Objective
Understand vanilla gradient descent by minimizing a simple convex quadratic:
\[ f(\mathbf{w}) = \tfrac{1}{2}\,\mathbf{w}^\top \mathbf{A} \, \mathbf{w} - \mathbf{b}^\top \mathbf{w} + c, \quad \mathbf{A} \succ 0. \]
The minimizer is \(\mathbf{w}^* = \mathbf{A}^{-1}\mathbf{b}\). Gradient descent iterates
\[ \mathbf{w}_{t+1} = \mathbf{w}_t - \eta \nabla f(\mathbf{w}_t) = \mathbf{w}_t - \eta (\mathbf{A} \mathbf{w}_t - \mathbf{b}). \]
Convergence condition
Let \(\lambda_{\min}\le \lambda \le \lambda_{\max}\) be eigenvalues of \(\mathbf{A}\).
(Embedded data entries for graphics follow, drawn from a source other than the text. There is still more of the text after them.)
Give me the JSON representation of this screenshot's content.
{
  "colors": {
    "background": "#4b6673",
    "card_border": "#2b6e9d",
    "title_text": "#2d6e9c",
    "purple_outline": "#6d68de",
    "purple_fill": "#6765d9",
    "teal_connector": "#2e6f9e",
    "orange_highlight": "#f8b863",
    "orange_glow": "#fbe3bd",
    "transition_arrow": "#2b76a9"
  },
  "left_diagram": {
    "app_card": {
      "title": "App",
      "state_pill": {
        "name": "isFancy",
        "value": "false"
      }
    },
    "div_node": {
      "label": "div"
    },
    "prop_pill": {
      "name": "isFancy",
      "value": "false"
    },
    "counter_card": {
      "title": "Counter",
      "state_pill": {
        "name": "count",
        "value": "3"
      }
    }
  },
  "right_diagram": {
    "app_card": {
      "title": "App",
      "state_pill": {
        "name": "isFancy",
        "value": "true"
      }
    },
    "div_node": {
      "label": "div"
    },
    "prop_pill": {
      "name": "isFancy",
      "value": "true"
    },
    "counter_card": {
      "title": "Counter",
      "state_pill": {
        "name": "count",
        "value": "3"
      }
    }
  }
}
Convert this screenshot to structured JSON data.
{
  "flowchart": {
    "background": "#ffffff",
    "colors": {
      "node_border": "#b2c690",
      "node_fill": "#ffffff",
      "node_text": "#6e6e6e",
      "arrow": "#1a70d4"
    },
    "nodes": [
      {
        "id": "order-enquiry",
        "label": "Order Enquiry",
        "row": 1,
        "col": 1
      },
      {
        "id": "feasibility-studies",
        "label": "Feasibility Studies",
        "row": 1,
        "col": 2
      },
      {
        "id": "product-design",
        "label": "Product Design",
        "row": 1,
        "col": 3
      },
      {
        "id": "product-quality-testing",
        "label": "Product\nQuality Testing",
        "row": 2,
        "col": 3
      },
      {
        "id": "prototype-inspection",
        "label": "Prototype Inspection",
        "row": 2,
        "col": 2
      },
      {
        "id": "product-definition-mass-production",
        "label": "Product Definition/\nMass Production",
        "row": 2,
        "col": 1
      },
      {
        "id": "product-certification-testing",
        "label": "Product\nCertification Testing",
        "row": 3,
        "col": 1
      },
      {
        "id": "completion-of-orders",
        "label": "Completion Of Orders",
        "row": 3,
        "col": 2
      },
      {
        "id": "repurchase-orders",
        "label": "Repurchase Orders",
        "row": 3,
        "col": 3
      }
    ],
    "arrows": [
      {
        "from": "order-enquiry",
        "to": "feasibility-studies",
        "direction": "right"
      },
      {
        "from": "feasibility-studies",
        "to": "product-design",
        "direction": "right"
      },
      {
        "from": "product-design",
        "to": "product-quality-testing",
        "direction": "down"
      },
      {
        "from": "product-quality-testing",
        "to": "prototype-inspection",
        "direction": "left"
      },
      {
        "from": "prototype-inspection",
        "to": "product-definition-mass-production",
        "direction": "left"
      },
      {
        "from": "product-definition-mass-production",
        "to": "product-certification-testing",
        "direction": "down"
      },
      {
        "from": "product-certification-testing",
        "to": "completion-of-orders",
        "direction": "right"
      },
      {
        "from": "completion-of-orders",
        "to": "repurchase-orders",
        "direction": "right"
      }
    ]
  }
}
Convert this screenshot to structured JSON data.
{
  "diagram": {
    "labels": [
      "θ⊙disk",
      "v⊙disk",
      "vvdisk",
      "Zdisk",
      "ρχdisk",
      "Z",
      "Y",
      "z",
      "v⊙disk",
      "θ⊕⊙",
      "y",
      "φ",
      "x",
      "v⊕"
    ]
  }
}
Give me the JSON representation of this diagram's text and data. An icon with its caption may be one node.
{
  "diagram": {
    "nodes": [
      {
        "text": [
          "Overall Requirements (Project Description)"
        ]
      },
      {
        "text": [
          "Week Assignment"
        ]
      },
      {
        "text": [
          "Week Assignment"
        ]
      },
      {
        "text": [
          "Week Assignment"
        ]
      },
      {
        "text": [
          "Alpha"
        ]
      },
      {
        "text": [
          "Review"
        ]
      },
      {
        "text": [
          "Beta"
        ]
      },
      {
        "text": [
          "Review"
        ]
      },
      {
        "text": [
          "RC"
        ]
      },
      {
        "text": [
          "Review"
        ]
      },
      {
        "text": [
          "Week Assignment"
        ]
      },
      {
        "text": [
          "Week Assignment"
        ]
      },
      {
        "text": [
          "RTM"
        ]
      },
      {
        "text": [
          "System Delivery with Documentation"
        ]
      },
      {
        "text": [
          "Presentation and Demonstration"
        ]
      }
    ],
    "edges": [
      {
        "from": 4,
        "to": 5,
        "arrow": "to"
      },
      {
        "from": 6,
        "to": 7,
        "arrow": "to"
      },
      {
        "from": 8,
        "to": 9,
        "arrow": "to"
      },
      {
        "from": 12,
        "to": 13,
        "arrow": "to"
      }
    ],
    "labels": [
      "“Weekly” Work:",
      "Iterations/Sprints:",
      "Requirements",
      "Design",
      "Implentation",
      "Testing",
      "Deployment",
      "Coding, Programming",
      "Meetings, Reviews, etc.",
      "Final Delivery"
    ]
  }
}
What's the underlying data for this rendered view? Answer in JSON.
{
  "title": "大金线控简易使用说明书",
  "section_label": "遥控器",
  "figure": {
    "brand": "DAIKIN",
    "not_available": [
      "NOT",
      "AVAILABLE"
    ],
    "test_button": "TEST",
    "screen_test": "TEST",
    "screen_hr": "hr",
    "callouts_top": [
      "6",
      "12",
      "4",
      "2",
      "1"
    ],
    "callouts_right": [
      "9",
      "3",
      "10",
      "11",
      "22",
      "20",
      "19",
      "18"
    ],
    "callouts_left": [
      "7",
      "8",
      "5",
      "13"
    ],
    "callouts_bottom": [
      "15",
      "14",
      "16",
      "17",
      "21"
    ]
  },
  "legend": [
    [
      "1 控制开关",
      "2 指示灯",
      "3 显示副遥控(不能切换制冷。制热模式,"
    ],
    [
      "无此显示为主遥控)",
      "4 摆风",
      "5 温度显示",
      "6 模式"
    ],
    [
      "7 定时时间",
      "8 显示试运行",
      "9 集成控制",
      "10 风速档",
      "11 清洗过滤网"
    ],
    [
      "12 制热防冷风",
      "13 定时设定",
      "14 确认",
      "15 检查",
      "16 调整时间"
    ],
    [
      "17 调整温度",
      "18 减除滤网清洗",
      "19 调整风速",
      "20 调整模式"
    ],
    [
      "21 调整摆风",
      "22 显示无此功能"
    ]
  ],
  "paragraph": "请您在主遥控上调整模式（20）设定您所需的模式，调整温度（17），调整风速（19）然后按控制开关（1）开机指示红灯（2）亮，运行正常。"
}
For a constant step-size \(\eta\), convergence is guaranteed if
\[ 0 < \eta < \frac{2}{\lambda_{\max}}. \]
Worked Example
Take \(\mathbf{A}=\begin{bmatrix}3&0\\0&1\end{bmatrix}\), \(\mathbf{b}=\begin{bmatrix}6\\2\end{bmatrix}\). Then \(\mathbf{w}^* = [2,\,2]^\top\). With \(\eta = 0.5\), start at \(\mathbf{w}_0=[0,0]^\top\):
\[ \nabla f(\mathbf{w}_0) = -\mathbf{b} = [-6,-2]^\top, \quad \mathbf{w}_1 = [3,1]^\top. \]
Next:
\[ \nabla f(\mathbf{w}_1) = \mathbf{Aw}_1-\mathbf{b} = [3,1]^\top, \quad \mathbf{w}_2 = [1.5,0.5]^\top. \]
Continuing yields geometric convergence to \([2,2]^\top\).
Implementation Snippet (NumPy)
import numpy as np
A = np.array([[3.,0.],[0.,1.]])
b = np.array([6.,2.])
w = np.array([0.,0.])
eta = 0.5
for t in range(10):
grad = A @ w - b
w = w - eta * grad
print(t+1, w)
Key Takeaways
- Quadratics provide a clean sandbox to see step-size effects.
- Condition number \(\kappa=\lambda_{\max}/\lambda_{\min}\) dictates speed.
- Preconditioning (e.g., feature scaling) reduces \(\kappa\) and speeds convergence.